Here’s how Canada locked down Volkswagen’s first overseas EV battery plant
Global News
The $14-billion deal will see Volkswagen, the world's largest automaker, set up a manufacturing presence in Canada for the first time in history.
The $14-billion deal that will see Volkswagen, the world’s largest automaker, set up a manufacturing presence in Canada for the first time in history, took a year of negotiations on both sides of the Atlantic Ocean.
But the talks that led Volkswagen to choose southwestern Ontario for the location of its first battery plant outside Europe all started with a whim.
Out of the blue in early 2022, Industry Minister Francois-Philippe Champagne decided he should call the company’s then-North American CEO, Scott Keogh. His staff dug up the number.

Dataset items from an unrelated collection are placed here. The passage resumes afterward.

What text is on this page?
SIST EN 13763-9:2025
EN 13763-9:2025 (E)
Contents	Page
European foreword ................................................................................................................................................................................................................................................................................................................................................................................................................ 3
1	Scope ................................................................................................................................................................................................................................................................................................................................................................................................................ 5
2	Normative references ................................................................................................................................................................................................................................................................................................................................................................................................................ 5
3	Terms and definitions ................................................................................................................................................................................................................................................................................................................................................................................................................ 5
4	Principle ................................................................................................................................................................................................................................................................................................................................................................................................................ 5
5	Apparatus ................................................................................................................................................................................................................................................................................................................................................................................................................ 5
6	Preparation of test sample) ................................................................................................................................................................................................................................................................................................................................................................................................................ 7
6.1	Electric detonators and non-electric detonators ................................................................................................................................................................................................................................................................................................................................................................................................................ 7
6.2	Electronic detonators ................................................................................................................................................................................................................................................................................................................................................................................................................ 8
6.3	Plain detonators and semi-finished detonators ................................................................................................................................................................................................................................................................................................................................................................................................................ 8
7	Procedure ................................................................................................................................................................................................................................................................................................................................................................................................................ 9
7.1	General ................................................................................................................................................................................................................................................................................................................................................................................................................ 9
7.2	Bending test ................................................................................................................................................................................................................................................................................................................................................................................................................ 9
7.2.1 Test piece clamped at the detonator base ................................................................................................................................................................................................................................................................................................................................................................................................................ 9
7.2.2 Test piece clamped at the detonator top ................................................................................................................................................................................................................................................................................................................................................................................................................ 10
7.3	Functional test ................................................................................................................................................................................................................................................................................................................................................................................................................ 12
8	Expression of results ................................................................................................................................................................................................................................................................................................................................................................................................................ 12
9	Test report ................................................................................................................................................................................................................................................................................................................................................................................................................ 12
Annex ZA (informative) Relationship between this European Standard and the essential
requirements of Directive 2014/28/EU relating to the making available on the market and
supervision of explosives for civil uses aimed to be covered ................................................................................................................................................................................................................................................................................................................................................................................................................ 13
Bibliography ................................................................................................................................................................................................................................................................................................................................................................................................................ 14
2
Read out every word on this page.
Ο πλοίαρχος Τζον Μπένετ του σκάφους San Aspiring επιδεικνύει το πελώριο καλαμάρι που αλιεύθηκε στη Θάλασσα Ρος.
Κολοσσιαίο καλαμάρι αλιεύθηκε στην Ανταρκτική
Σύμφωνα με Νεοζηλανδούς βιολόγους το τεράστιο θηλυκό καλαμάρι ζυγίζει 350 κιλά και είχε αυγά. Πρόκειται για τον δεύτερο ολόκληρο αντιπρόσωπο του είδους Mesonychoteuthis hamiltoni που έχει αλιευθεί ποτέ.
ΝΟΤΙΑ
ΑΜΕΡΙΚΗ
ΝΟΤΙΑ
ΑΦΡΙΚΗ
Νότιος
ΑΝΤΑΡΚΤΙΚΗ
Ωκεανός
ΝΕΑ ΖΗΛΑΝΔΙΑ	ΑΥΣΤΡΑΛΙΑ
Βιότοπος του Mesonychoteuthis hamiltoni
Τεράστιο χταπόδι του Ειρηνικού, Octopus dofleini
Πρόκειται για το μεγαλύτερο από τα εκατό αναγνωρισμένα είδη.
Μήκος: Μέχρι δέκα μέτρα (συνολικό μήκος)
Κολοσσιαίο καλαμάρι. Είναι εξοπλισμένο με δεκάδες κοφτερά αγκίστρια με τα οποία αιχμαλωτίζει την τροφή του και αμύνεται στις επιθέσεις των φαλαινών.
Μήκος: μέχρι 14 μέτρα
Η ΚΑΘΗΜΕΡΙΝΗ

Champagne said in an interview with The Canadian Press that he’d never met Keogh before, but he got him on the phone on St. Patrick’s Day last year.
“I introduced myself, and I said, ‘Listen, here I am, Minister Champagne from Canada. I would like to start a discussion.”’
Volkswagen has sold cars in Canada for decades, but it has never made them here. Still, like other large automakers, it is making the transition to produce electric vehicles. And producing the batteries that power them requires a solid supply chain.
Canada is in the midst of a massive push to corner at least some of that industry for itself, with enthusiastic buy-in from provincial and municipal governments.
Champagne, who is well known for his boundless energy, seems to have taken that on as his personal mission. Even Ontario Premier Doug Ford was referring to the minister as the “energizer bunny” by the time the deal was done.